Small Town Teams Converge At Arena For State B

SPOKANE, Wash. - The much anticipated State B high school basketball tournament rolled into Spokane Thursday along with thousands of players, family, and fans.

The schools at State B are among the smallest in the state vying for a shot at the championship title.

Many of the schools are so small, the players on the basketball teams make up a big chunk of the schools, which perhaps makes the pressure to perform that more intense. Especially when you're playing in front of almost everyone you know.

"The whole town is literally here. Anyone who could get off work is here so I think that's amazing," Almira Coulee Hartline parent Carrie Isaak said. ACH has about 100 students, so when State B comes around, people get pretty excited.

"They just get so amped up and riled up with us and they expect everyone is going to be there," ACH parent Dawn Baergen said.

From moderate fans to the hooligans, people come from all across the state to support their student-athletes.

When asked why he was excited to be at State B, Tacoma Baptist student Scott Peterson said it was, "just the whole experience, getting to cheer your team onto state."

While the whole city of Tacoma didn't show up for Tacoma Baptist's game Thursday it was still a community reunion and a chance to see their alma mater in action.

"We all graduated from Tacoma Baptist 30 years ago," Tacoma Baptist parent Gil Teobaldo said.

"The families are very involved, you come back, you see the same people.
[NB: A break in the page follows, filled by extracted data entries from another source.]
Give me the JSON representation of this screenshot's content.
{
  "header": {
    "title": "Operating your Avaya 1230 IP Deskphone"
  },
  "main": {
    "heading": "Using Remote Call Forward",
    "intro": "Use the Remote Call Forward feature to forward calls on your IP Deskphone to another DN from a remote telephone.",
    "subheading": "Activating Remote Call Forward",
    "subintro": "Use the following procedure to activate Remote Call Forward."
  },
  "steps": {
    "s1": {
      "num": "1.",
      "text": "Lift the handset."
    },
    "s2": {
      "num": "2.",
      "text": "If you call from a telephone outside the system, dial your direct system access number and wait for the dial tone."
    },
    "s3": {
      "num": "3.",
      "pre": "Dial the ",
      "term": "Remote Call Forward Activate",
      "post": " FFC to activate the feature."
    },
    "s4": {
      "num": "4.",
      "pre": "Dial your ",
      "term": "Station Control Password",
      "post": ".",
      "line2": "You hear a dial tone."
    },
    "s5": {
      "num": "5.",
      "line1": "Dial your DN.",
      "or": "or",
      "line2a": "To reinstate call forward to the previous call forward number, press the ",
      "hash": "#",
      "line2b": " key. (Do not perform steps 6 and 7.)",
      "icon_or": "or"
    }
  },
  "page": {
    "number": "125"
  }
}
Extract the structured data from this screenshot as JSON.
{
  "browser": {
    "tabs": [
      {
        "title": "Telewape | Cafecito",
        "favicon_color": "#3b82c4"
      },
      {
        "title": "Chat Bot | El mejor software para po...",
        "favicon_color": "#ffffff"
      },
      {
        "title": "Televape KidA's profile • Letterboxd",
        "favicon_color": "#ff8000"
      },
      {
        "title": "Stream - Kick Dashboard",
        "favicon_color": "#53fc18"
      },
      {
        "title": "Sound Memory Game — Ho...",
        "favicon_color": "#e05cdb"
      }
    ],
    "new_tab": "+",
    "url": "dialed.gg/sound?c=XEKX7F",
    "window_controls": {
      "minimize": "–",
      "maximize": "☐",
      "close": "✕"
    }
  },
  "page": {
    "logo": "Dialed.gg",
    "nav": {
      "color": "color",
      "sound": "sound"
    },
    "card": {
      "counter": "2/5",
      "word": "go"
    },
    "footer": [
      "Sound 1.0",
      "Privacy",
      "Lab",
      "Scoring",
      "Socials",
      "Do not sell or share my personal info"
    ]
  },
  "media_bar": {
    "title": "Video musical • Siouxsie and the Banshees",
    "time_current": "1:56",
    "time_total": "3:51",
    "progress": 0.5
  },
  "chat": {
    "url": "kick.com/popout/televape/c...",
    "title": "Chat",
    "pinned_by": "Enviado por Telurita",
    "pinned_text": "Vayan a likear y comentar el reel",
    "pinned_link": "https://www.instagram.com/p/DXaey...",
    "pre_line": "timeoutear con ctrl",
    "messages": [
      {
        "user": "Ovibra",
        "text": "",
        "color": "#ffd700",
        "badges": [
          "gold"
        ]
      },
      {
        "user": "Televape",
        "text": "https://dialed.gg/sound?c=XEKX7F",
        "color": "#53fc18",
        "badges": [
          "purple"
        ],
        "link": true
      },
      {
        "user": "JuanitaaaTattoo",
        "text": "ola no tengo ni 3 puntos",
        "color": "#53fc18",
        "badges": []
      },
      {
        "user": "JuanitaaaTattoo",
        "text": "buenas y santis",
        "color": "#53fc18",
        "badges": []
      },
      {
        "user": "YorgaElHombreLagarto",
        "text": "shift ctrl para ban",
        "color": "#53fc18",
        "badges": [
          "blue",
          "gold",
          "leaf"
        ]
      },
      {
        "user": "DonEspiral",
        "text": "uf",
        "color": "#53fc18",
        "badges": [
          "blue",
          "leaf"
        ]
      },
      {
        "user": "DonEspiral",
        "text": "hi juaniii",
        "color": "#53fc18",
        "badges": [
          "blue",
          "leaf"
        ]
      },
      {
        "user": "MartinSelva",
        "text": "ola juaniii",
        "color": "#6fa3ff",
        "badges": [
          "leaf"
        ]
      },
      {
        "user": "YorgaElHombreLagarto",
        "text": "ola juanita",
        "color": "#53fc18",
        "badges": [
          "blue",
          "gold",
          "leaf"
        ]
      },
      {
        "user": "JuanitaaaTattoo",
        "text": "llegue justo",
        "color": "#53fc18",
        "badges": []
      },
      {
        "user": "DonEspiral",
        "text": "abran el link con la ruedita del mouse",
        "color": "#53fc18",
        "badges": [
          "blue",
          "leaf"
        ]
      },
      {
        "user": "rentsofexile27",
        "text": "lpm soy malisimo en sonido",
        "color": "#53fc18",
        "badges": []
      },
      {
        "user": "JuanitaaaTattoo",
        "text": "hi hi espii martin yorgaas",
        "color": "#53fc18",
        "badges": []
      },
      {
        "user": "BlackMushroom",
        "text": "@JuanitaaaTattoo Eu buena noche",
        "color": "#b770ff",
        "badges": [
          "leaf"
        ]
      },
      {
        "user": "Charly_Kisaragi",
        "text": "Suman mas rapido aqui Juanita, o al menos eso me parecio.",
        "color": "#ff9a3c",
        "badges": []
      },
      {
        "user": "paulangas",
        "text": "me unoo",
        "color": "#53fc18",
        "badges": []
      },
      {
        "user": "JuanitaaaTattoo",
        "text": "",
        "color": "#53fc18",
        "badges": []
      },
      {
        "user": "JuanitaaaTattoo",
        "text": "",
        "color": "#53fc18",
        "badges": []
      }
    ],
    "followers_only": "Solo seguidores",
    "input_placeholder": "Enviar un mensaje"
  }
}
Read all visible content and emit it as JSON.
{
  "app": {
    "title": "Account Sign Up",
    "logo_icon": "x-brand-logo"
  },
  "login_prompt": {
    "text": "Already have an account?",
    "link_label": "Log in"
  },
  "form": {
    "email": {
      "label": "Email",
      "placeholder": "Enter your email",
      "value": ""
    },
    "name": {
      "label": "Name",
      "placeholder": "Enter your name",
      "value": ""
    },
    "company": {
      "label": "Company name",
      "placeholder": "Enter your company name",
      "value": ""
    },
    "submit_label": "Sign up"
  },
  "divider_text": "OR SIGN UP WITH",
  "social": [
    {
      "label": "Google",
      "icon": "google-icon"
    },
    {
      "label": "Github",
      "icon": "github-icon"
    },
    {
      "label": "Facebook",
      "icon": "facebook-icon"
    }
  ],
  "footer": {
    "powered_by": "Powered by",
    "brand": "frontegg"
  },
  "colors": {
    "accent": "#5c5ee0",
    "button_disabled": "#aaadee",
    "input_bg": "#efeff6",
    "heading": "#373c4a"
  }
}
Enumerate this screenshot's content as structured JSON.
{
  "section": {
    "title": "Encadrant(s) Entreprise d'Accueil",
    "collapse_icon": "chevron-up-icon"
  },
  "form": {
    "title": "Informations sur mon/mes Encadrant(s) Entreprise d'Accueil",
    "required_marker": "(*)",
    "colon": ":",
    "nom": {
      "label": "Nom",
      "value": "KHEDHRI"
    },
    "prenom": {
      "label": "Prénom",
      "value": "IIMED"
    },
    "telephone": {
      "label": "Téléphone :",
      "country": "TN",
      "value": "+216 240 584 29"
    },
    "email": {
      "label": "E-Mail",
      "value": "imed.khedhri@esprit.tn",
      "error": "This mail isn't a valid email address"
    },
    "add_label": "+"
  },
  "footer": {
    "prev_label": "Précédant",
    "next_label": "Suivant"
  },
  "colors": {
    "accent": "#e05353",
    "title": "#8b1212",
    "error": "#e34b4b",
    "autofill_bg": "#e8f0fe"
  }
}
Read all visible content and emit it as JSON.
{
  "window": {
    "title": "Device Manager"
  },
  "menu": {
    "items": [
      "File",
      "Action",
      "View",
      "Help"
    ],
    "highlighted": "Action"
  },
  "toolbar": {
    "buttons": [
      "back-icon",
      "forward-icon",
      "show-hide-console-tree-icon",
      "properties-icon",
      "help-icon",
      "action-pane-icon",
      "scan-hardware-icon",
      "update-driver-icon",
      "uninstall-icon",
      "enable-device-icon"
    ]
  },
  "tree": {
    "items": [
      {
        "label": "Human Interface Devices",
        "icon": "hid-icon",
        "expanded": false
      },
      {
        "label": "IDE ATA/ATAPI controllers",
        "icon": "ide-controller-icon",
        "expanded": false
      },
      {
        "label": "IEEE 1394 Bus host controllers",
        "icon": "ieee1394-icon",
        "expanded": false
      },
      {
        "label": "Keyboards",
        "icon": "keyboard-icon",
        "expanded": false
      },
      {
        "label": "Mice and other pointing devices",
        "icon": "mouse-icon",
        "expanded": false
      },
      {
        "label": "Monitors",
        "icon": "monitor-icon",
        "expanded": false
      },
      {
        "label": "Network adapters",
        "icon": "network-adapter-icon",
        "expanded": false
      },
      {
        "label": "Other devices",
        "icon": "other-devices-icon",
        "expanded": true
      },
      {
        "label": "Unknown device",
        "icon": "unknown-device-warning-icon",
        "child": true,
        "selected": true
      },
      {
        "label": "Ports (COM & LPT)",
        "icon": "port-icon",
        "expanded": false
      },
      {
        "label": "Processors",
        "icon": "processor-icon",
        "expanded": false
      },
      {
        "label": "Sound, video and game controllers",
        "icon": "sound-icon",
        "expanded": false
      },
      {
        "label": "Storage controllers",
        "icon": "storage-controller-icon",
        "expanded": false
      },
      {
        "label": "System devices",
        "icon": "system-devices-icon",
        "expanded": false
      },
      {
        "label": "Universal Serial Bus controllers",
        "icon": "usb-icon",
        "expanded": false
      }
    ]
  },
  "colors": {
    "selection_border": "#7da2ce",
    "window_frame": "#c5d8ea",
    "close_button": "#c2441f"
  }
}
You see children of people you played with way back in high school," Tacoma Baptist parent Joelle Neufeld said.

When the horn sounds, it doesn't matter how tall you are or how big your school is. All that matters is the final score, where you came from and who's there in the bleachers to support you.

"When you live in small towns you just do sports so everyone is used to being out there and having the community behind them. I think they're just really excited," ACH parent Erin Correia said.

This is the second year of the consolidated bracket from the WIAA where only eight teams from each classification come to the tournament instead of 16.

And each of those teams say they're just happy they made it.